Near-Term Disruption from Distributor-to-Direct Transitions
The shift from distributor models to direct operations in regions such as the Nordics, Benelux, and Poland created some short-term volatility in results. With Spain and Italy slated for similar transitions and lapping prior changes in Mexico, management expects additional noise in early 2026 international performance.
Higher Inventory Levels
Inventories ended the year at $1.0 billion, up 11.4% year over year, which leadership characterized as a healthy level after earlier tariff-related stock draws. Even so, investors will likely track working capital efficiency closely, as elevated inventory can tie up cash if demand patterns shift.
Guidance Shows Deceleration vs. 2025 Pace
For 2026, SharkNinja guided to 10–11% net sales growth and a 12–13% rise in adjusted EBITDA to about $1.27–$1.28 billion, marking a slowdown from 2025’s faster clip. Adjusted EPS is expected to grow roughly 12–14% to $5.90–$6.00, with management projecting margin expansion ahead of revenue despite persistent tariffs and an uneven macro backdrop.

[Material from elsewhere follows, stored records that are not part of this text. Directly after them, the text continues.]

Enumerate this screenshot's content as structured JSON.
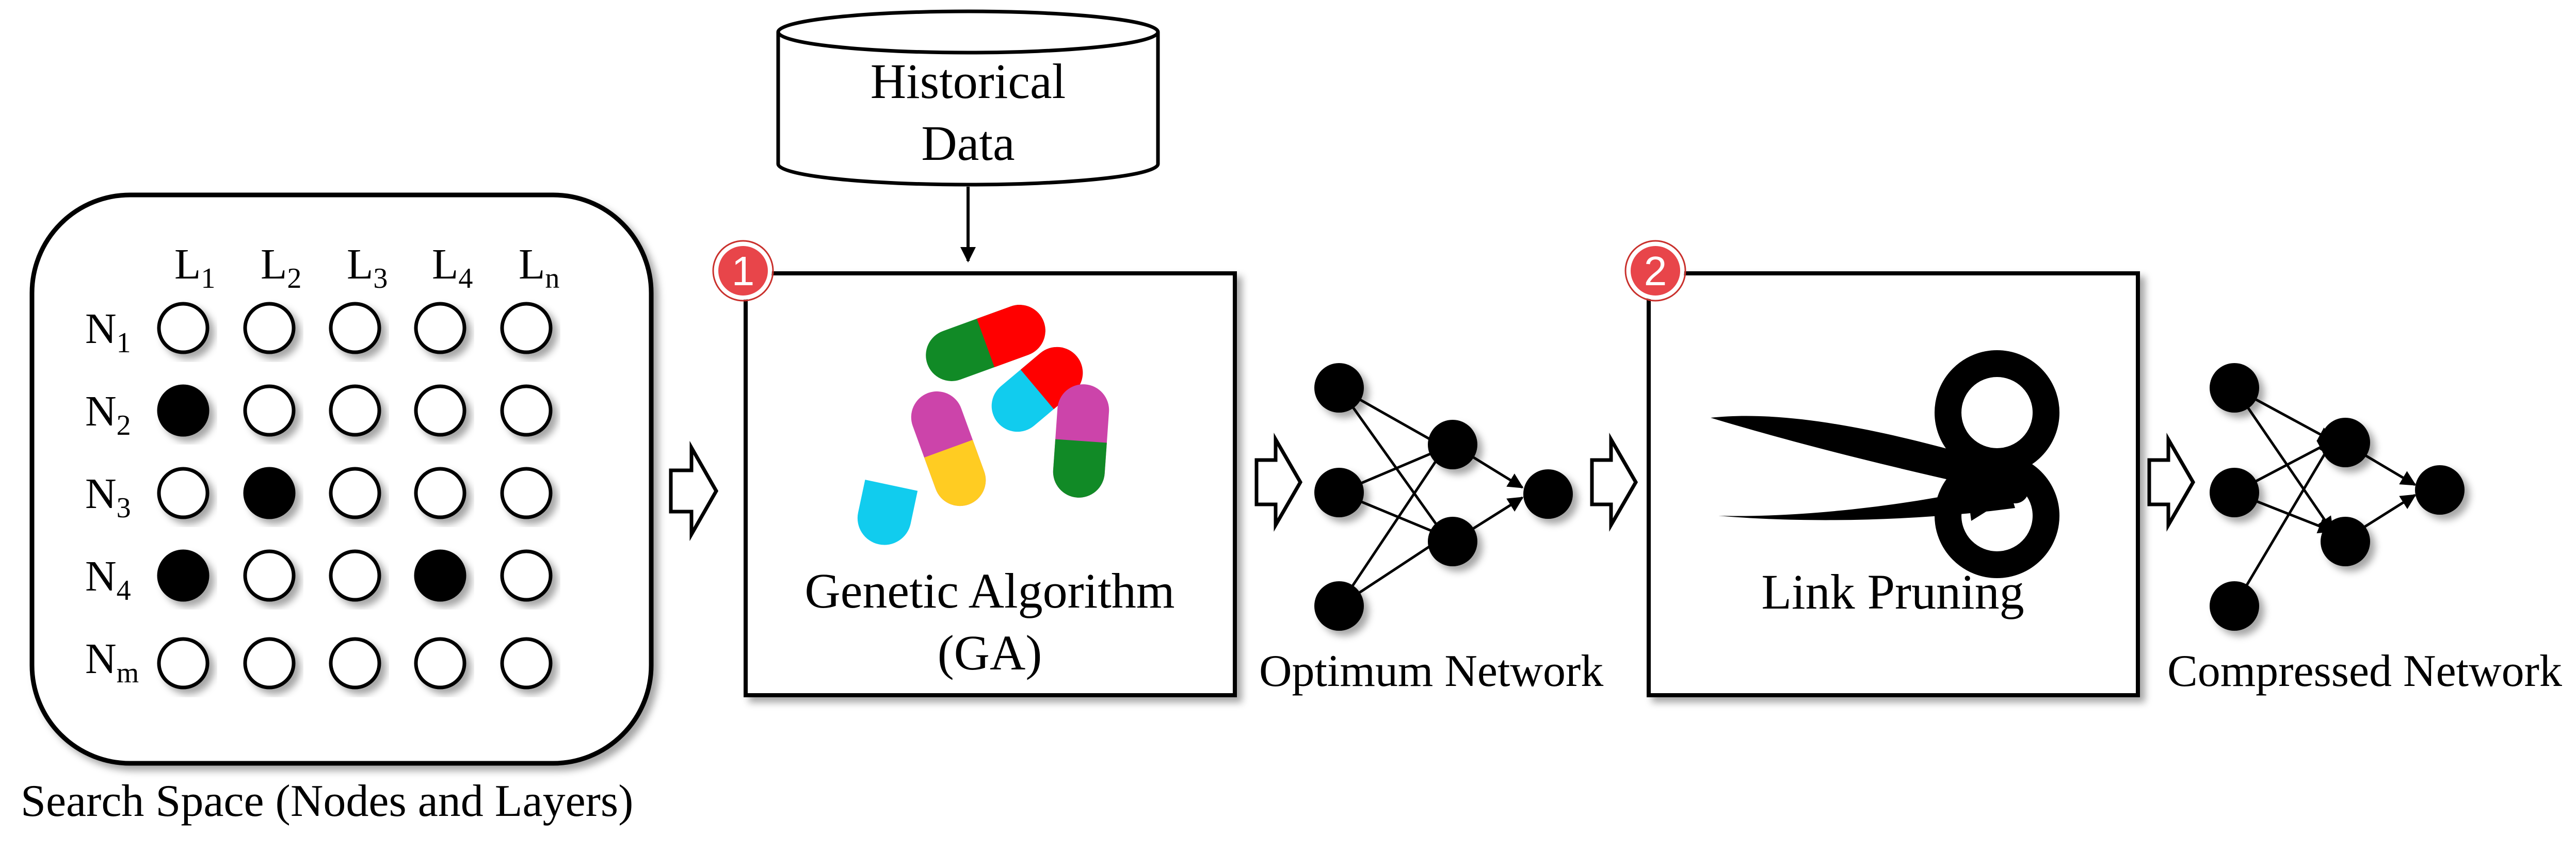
{
  "search_space": {
    "caption": "Search Space (Nodes and Layers)",
    "layers": [
      {
        "main": "L",
        "sub": "1"
      },
      {
        "main": "L",
        "sub": "2"
      },
      {
        "main": "L",
        "sub": "3"
      },
      {
        "main": "L",
        "sub": "4"
      },
      {
        "main": "L",
        "sub": "n"
      }
    ],
    "nodes": [
      {
        "main": "N",
        "sub": "1"
      },
      {
        "main": "N",
        "sub": "2"
      },
      {
        "main": "N",
        "sub": "3"
      },
      {
        "main": "N",
        "sub": "4"
      },
      {
        "main": "N",
        "sub": "m"
      }
    ],
    "selected": [
      [
        1,
        0
      ],
      [
        2,
        1
      ],
      [
        3,
        0
      ],
      [
        3,
        3
      ]
    ]
  },
  "historical_data": {
    "line1": "Historical",
    "line2": "Data"
  },
  "steps": [
    {
      "badge": "1",
      "title_line1": "Genetic Algorithm",
      "title_line2": "(GA)"
    },
    {
      "badge": "2",
      "title_line1": "Link Pruning"
    }
  ],
  "networks": {
    "optimum_caption": "Optimum Network",
    "compressed_caption": "Compressed Network"
  },
  "colors": {
    "badge": "#e8454a",
    "capsule_red": "#ff0000",
    "capsule_green": "#118a26",
    "capsule_magenta": "#cc44aa",
    "capsule_cyan": "#11ccee",
    "capsule_yellow": "#ffcc22"
  },
  "icons": {
    "capsules": "capsules-icon",
    "scissors": "scissors-icon"
  }
}
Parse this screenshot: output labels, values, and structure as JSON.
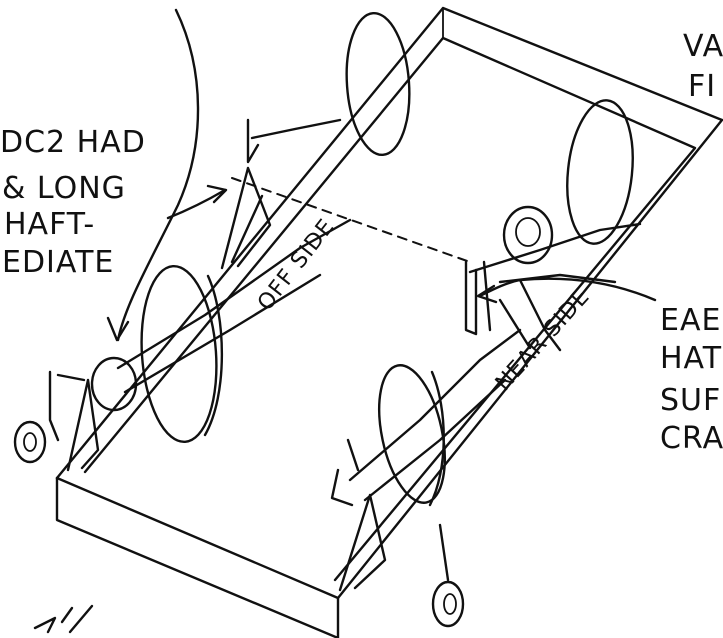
{
  "labels": {
    "left_1": "DC2 HAD",
    "left_2": "& LONG",
    "left_3": "HAFT-",
    "left_4": "EDIATE",
    "off_side": "OFF SIDE",
    "near_side": "NEAR SIDE",
    "top_right_1": "VA",
    "top_right_2": "FI",
    "right_1": "EAE",
    "right_2": "HAT",
    "right_3": "SUF",
    "right_4": "CRA"
  },
  "colors": {
    "ink": "#111111",
    "paper": "#ffffff"
  }
}
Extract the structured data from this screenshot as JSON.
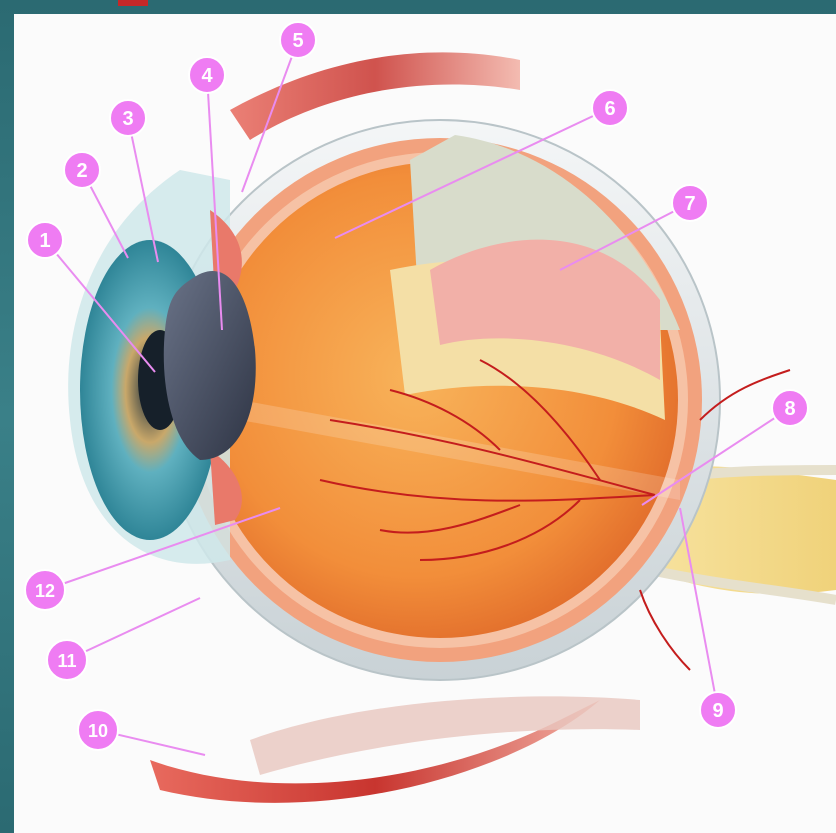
{
  "colors": {
    "marker_fill": "#ef7cf3",
    "marker_stroke": "#ffffff",
    "leader_line": "#e98cf0",
    "sclera": "#e9eef0",
    "choroid": "#f08f6a",
    "vitreous": "#f49b45",
    "iris": "#3f9fb0",
    "lens": "#4a5164",
    "vessel": "#c41d1d",
    "nerve": "#f4dc8c",
    "muscle": "#d84a4a"
  },
  "markers": [
    {
      "id": 1,
      "label": "1"
    },
    {
      "id": 2,
      "label": "2"
    },
    {
      "id": 3,
      "label": "3"
    },
    {
      "id": 4,
      "label": "4"
    },
    {
      "id": 5,
      "label": "5"
    },
    {
      "id": 6,
      "label": "6"
    },
    {
      "id": 7,
      "label": "7"
    },
    {
      "id": 8,
      "label": "8"
    },
    {
      "id": 9,
      "label": "9"
    },
    {
      "id": 10,
      "label": "10"
    },
    {
      "id": 11,
      "label": "11"
    },
    {
      "id": 12,
      "label": "12"
    }
  ]
}
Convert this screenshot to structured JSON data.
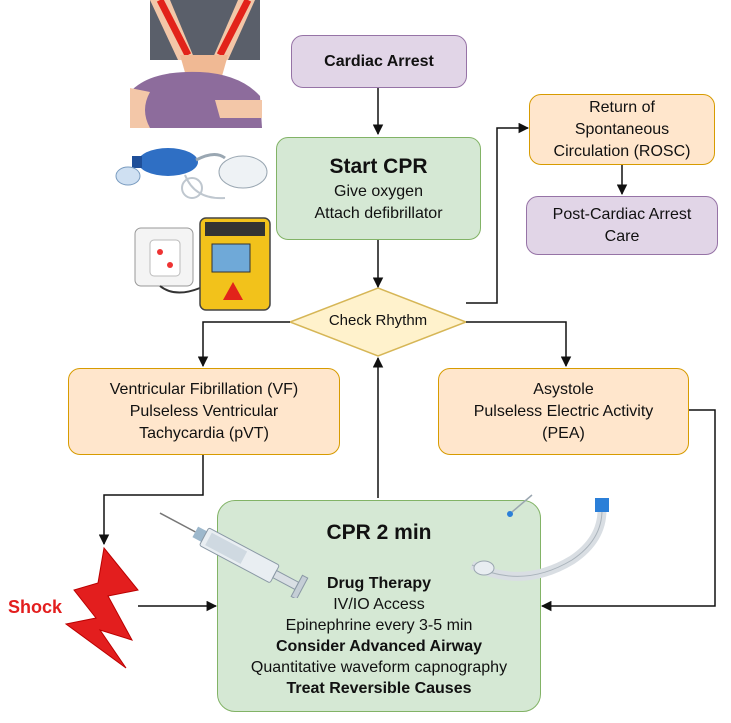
{
  "nodes": {
    "cardiac_arrest": "Cardiac Arrest",
    "start_cpr": {
      "title": "Start CPR",
      "lines": [
        "Give oxygen",
        "Attach defibrillator"
      ]
    },
    "rosc": [
      "Return of",
      "Spontaneous",
      "Circulation (ROSC)"
    ],
    "post_care": [
      "Post-Cardiac Arrest",
      "Care"
    ],
    "check_rhythm": "Check Rhythm",
    "vf": [
      "Ventricular Fibrillation (VF)",
      "Pulseless Ventricular",
      "Tachycardia (pVT)"
    ],
    "asystole": [
      "Asystole",
      "Pulseless Electric Activity",
      "(PEA)"
    ],
    "cpr2": {
      "title": "CPR 2 min",
      "drug_heading": "Drug Therapy",
      "access": "IV/IO Access",
      "epinephrine": "Epinephrine every 3-5 min",
      "airway_heading": "Consider Advanced Airway",
      "capnography": "Quantitative waveform capnography",
      "causes_heading": "Treat Reversible Causes"
    },
    "shock": "Shock"
  },
  "colors": {
    "purple_fill": "#e1d5e7",
    "purple_stroke": "#9673a6",
    "green_fill": "#d5e8d4",
    "green_stroke": "#82b366",
    "orange_fill": "#ffe6cc",
    "orange_stroke": "#d79b00",
    "diamond_fill": "#fff2cc",
    "diamond_stroke": "#d6b656",
    "shock_red": "#e31e1e"
  },
  "illustrations": [
    "cpr-hands-illustration",
    "bag-valve-mask-illustration",
    "aed-defibrillator-illustration",
    "syringe-illustration",
    "endotracheal-tube-illustration",
    "lightning-bolt-icon"
  ]
}
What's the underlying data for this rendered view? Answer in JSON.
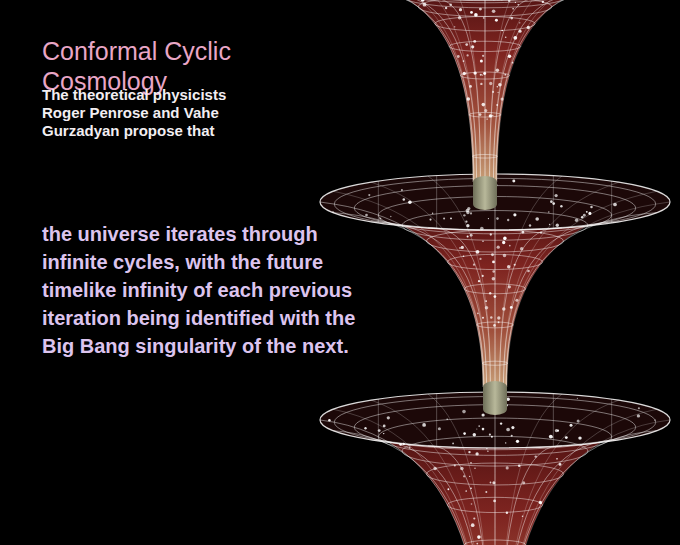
{
  "diagram": {
    "title": "Conformal Cyclic Cosmology",
    "labels": [
      "The theoretical physicists Roger Penrose and Vahe Gurzadyan propose that",
      "the universe iterates through infinite cycles, with the future timelike infinity of each previous iteration being identified with the Big Bang singularity of the next."
    ]
  }
}
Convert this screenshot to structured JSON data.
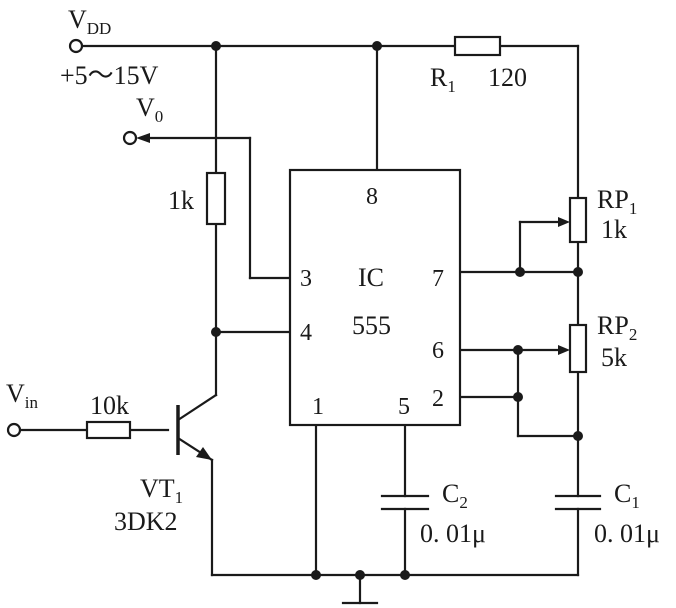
{
  "supply": {
    "name": "V",
    "sub": "DD",
    "range": "+5～15V"
  },
  "output": {
    "name": "V",
    "sub": "0"
  },
  "input": {
    "name": "V",
    "sub": "in"
  },
  "r1": {
    "name": "R",
    "sub": "1",
    "value": "120"
  },
  "r_pullup": {
    "value": "1k"
  },
  "r_base": {
    "value": "10k"
  },
  "rp1": {
    "name": "RP",
    "sub": "1",
    "value": "1k"
  },
  "rp2": {
    "name": "RP",
    "sub": "2",
    "value": "5k"
  },
  "c1": {
    "name": "C",
    "sub": "1",
    "value": "0. 01μ"
  },
  "c2": {
    "name": "C",
    "sub": "2",
    "value": "0. 01μ"
  },
  "transistor": {
    "name": "VT",
    "sub": "1",
    "part": "3DK2"
  },
  "ic": {
    "label": "IC",
    "part": "555",
    "pins": {
      "p1": "1",
      "p2": "2",
      "p3": "3",
      "p4": "4",
      "p5": "5",
      "p6": "6",
      "p7": "7",
      "p8": "8"
    }
  }
}
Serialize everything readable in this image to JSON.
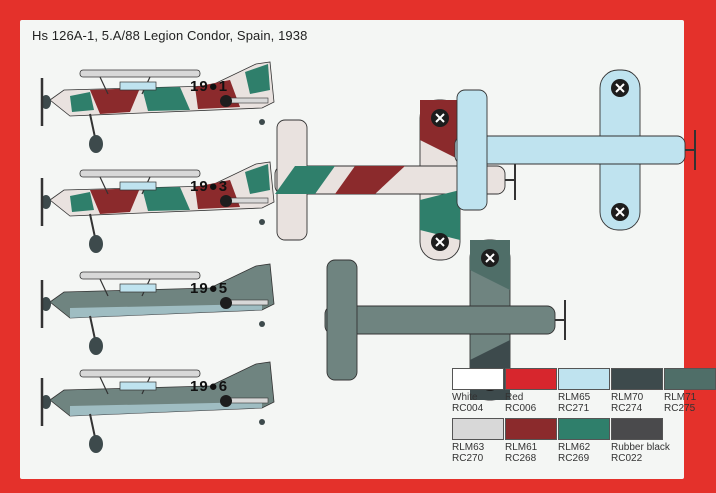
{
  "title": "Hs 126A-1, 5.A/88 Legion Condor, Spain, 1938",
  "profiles": [
    {
      "code": "19",
      "number": "1",
      "scheme": "splinter-red-green"
    },
    {
      "code": "19",
      "number": "3",
      "scheme": "splinter-red-green"
    },
    {
      "code": "19",
      "number": "5",
      "scheme": "grey-green"
    },
    {
      "code": "19",
      "number": "6",
      "scheme": "grey-green"
    }
  ],
  "colors": {
    "white": "#ffffff",
    "red": "#d7262d",
    "rlm65": "#bfe3ef",
    "rlm70": "#3d4a4c",
    "rlm71": "#4f6e68",
    "rlm63": "#d8d8d8",
    "rlm61": "#8b2a2c",
    "rlm62": "#2f7f6b",
    "rubber": "#4a4a4c"
  },
  "palette": [
    {
      "name": "White",
      "code": "RC004",
      "color": "#ffffff"
    },
    {
      "name": "Red",
      "code": "RC006",
      "color": "#d7262d"
    },
    {
      "name": "RLM65",
      "code": "RC271",
      "color": "#bfe3ef"
    },
    {
      "name": "RLM70",
      "code": "RC274",
      "color": "#3d4a4c"
    },
    {
      "name": "RLM71",
      "code": "RC275",
      "color": "#4f6e68"
    },
    {
      "name": "RLM63",
      "code": "RC270",
      "color": "#d8d8d8"
    },
    {
      "name": "RLM61",
      "code": "RC268",
      "color": "#8b2a2c"
    },
    {
      "name": "RLM62",
      "code": "RC269",
      "color": "#2f7f6b"
    },
    {
      "name": "Rubber black",
      "code": "RC022",
      "color": "#4a4a4c"
    }
  ]
}
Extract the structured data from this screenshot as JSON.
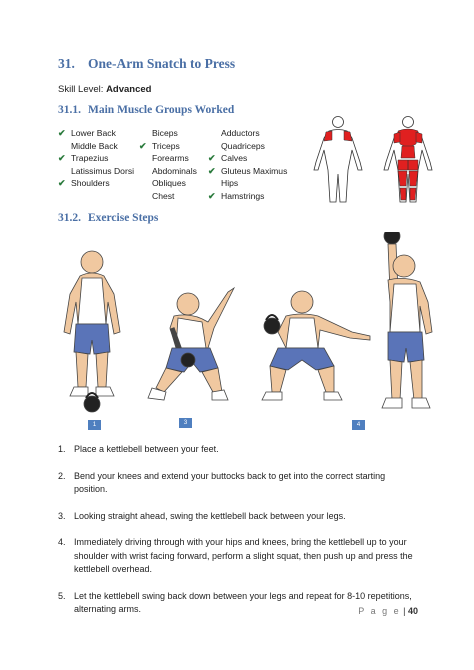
{
  "section": {
    "number": "31.",
    "title": "One-Arm Snatch to Press"
  },
  "skill": {
    "label": "Skill Level: ",
    "value": "Advanced"
  },
  "muscle_section": {
    "number": "31.1.",
    "title": "Main Muscle Groups Worked"
  },
  "muscle_columns": [
    [
      {
        "name": "Lower Back",
        "checked": true
      },
      {
        "name": "Middle Back",
        "checked": false
      },
      {
        "name": "Trapezius",
        "checked": true
      },
      {
        "name": "Latissimus Dorsi",
        "checked": false
      },
      {
        "name": "Shoulders",
        "checked": true
      }
    ],
    [
      {
        "name": "Biceps",
        "checked": false
      },
      {
        "name": "Triceps",
        "checked": true
      },
      {
        "name": "Forearms",
        "checked": false
      },
      {
        "name": "Abdominals",
        "checked": false
      },
      {
        "name": "Obliques",
        "checked": false
      },
      {
        "name": "Chest",
        "checked": false
      }
    ],
    [
      {
        "name": "Adductors",
        "checked": false
      },
      {
        "name": "Quadriceps",
        "checked": false
      },
      {
        "name": "Calves",
        "checked": true
      },
      {
        "name": "Gluteus Maximus",
        "checked": true
      },
      {
        "name": "Hips",
        "checked": false
      },
      {
        "name": "Hamstrings",
        "checked": true
      }
    ]
  ],
  "check_mark": "✔",
  "steps_section": {
    "number": "31.2.",
    "title": "Exercise Steps"
  },
  "figure_labels": [
    "1",
    "3",
    "4"
  ],
  "steps": [
    {
      "n": "1.",
      "text": "Place a kettlebell between your feet."
    },
    {
      "n": "2.",
      "text": "Bend your knees and extend your buttocks back to get into the correct starting position."
    },
    {
      "n": "3.",
      "text": "Looking straight ahead, swing the kettlebell back between your legs."
    },
    {
      "n": "4.",
      "text": "Immediately driving through with your hips and knees, bring the kettlebell up to your shoulder with wrist facing forward, perform a slight squat, then push up and press the kettlebell overhead."
    },
    {
      "n": "5.",
      "text": "Let the kettlebell swing back down between your legs and repeat for 8-10 repetitions, alternating arms."
    }
  ],
  "footer": {
    "page_word": "P a g e",
    "separator": " | ",
    "page_number": "40"
  },
  "colors": {
    "heading": "#4a6fa5",
    "check": "#2a7a3c",
    "label_box": "#4f7fbf",
    "muscle_highlight": "#e02020",
    "shorts": "#5a74b8",
    "skin": "#f0c8a0"
  }
}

SharkNinja’s earnings call painted the picture of a company still firmly in growth mode, leveraging innovation, brand strength, and international scale to outpace a soft industry. While tariffs, inventory levels, and a moderated 2026 outlook temper the narrative, management’s confident tone and material buyback signal continued belief in the long-term trajectory.